When I first heard of the Aneha scandal, another architect who did the same thing for hotels and condominiums, I knew it was just the tip of the iceberg.
To be sure, laws have been broken and unethical practices have come to light. As a result, some of the defective buildings are slated to be torn down and rebuilt. That’s fine, but the fact remains that most buildings in Japan are still vulnerable to catastrophic earthquakes.
Traditional Japanese homes, temples (except pagodas), and shrines made of wood are death traps during powerful quakes. But ironically, no one is clamoring for them to be torn down and rebuilt. In Jan. 1995, I visited Kobe 10 days after the deadly earthquake that killed over 5,000. (My photos here.)
There was a definite and obvious pattern to how and which buildings collapsed. The traditional Japanese houses made of wood and kawara tile roofs hardly stood a chance withstanding the quake. The 2nd floor collapsed onto the first floor. I was shocked to see such destruction since most of my relatives and friends in Japan live in such homes.

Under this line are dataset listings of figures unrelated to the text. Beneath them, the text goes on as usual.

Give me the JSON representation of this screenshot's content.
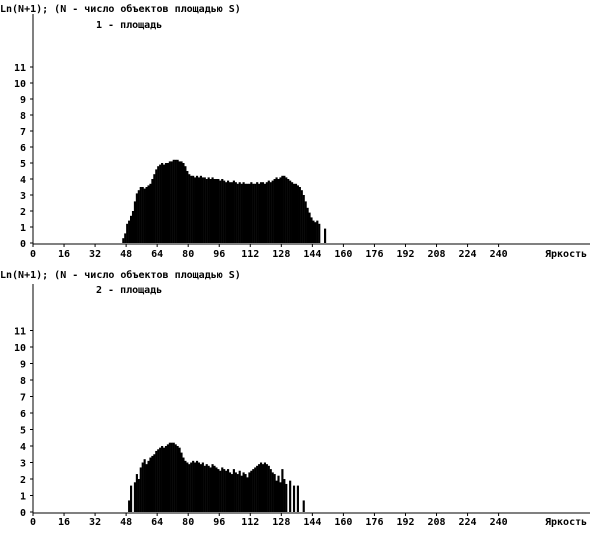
{
  "chart_data": [
    {
      "type": "bar",
      "title": "Ln(N+1); (N - число объектов площадью S)",
      "subtitle": "1 - площадь",
      "xlabel": "Яркость",
      "ylabel": "",
      "xlim": [
        0,
        255
      ],
      "ylim": [
        0,
        11
      ],
      "xticks": [
        "0",
        "16",
        "32",
        "48",
        "64",
        "80",
        "96",
        "112",
        "128",
        "144",
        "160",
        "176",
        "192",
        "208",
        "224",
        "240"
      ],
      "yticks": [
        "0",
        "1",
        "2",
        "3",
        "4",
        "5",
        "6",
        "7",
        "8",
        "9",
        "10",
        "11"
      ],
      "bar_color": "#000000",
      "x_start": 46,
      "values": [
        0.3,
        0.6,
        1.2,
        1.4,
        1.7,
        2.0,
        2.6,
        3.1,
        3.3,
        3.5,
        3.5,
        3.4,
        3.5,
        3.6,
        3.7,
        4.0,
        4.3,
        4.6,
        4.8,
        4.9,
        5.0,
        4.9,
        5.0,
        5.0,
        5.1,
        5.1,
        5.2,
        5.2,
        5.2,
        5.1,
        5.1,
        5.0,
        4.8,
        4.5,
        4.3,
        4.2,
        4.2,
        4.1,
        4.2,
        4.1,
        4.2,
        4.1,
        4.1,
        4.0,
        4.1,
        4.0,
        4.1,
        4.0,
        4.0,
        4.0,
        3.9,
        4.0,
        3.9,
        3.8,
        3.9,
        3.8,
        3.8,
        3.9,
        3.8,
        3.7,
        3.8,
        3.7,
        3.8,
        3.7,
        3.7,
        3.7,
        3.8,
        3.7,
        3.7,
        3.8,
        3.7,
        3.8,
        3.8,
        3.7,
        3.8,
        3.9,
        3.8,
        3.9,
        4.0,
        4.1,
        4.0,
        4.1,
        4.2,
        4.2,
        4.1,
        4.0,
        3.9,
        3.8,
        3.7,
        3.7,
        3.6,
        3.5,
        3.3,
        3.0,
        2.6,
        2.2,
        1.9,
        1.6,
        1.4,
        1.3,
        1.4,
        1.2,
        0.0,
        0.0,
        0.9
      ]
    },
    {
      "type": "bar",
      "title": "Ln(N+1); (N - число объектов площадью S)",
      "subtitle": "2 - площадь",
      "xlabel": "Яркость",
      "ylabel": "",
      "xlim": [
        0,
        255
      ],
      "ylim": [
        0,
        11
      ],
      "xticks": [
        "0",
        "16",
        "32",
        "48",
        "64",
        "80",
        "96",
        "112",
        "128",
        "144",
        "160",
        "176",
        "192",
        "208",
        "224",
        "240"
      ],
      "yticks": [
        "0",
        "1",
        "2",
        "3",
        "4",
        "5",
        "6",
        "7",
        "8",
        "9",
        "10",
        "11"
      ],
      "bar_color": "#000000",
      "x_start": 48,
      "values": [
        0.0,
        0.7,
        1.6,
        0.0,
        1.8,
        2.3,
        2.0,
        2.7,
        3.0,
        3.2,
        2.9,
        3.1,
        3.3,
        3.4,
        3.5,
        3.7,
        3.8,
        3.9,
        4.0,
        3.9,
        4.0,
        4.1,
        4.2,
        4.2,
        4.2,
        4.1,
        4.0,
        3.9,
        3.6,
        3.3,
        3.1,
        3.0,
        2.9,
        3.0,
        3.1,
        3.0,
        3.1,
        3.0,
        2.9,
        3.0,
        2.8,
        2.9,
        2.8,
        2.7,
        2.9,
        2.8,
        2.7,
        2.6,
        2.5,
        2.7,
        2.6,
        2.5,
        2.6,
        2.4,
        2.3,
        2.6,
        2.4,
        2.3,
        2.5,
        2.2,
        2.4,
        2.3,
        2.1,
        2.4,
        2.5,
        2.6,
        2.7,
        2.8,
        2.9,
        3.0,
        2.9,
        3.0,
        2.9,
        2.8,
        2.6,
        2.4,
        2.3,
        1.9,
        2.2,
        1.8,
        2.6,
        2.0,
        1.7,
        0.0,
        1.9,
        0.0,
        1.6,
        0.0,
        1.6,
        0.0,
        0.0,
        0.7
      ]
    }
  ]
}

Multi-story apartment buildings and office buildings made of concrete also collapsed, usually on the ground floor or on a floor halfway up the building. The buildings which had a parking space on the ground floor supported by stilt-like columns collapsed on that floor. Such buildings are so common in Japan. Without ample supporting walls, those stilts ain’t strong enough in a strong earthquake. I would avoid living in such buildings. Not only that, damaged columns supporting the bullet train tracks revealed large pieces of wood mixed in the concrete. Somebody tried to reduce the amount of concrete in the pillars with the wood. It obviously weakened the strength of the pillar. Watered-down concrete is also another cost-reduction measure known to exist.
Since it’s near impossible and impractical to tear down and rebuild all of Japan’s vulnerable buildings, there should be a national program to reinforce homes and buildings to at least not collapse on the occupants. Since the Kobe quake, I’ve noticed highways and subway stations being reinforced. The same should be implemented for homes. Although the media attention focuses on the current architect design scandals, they are missing the bigger picture.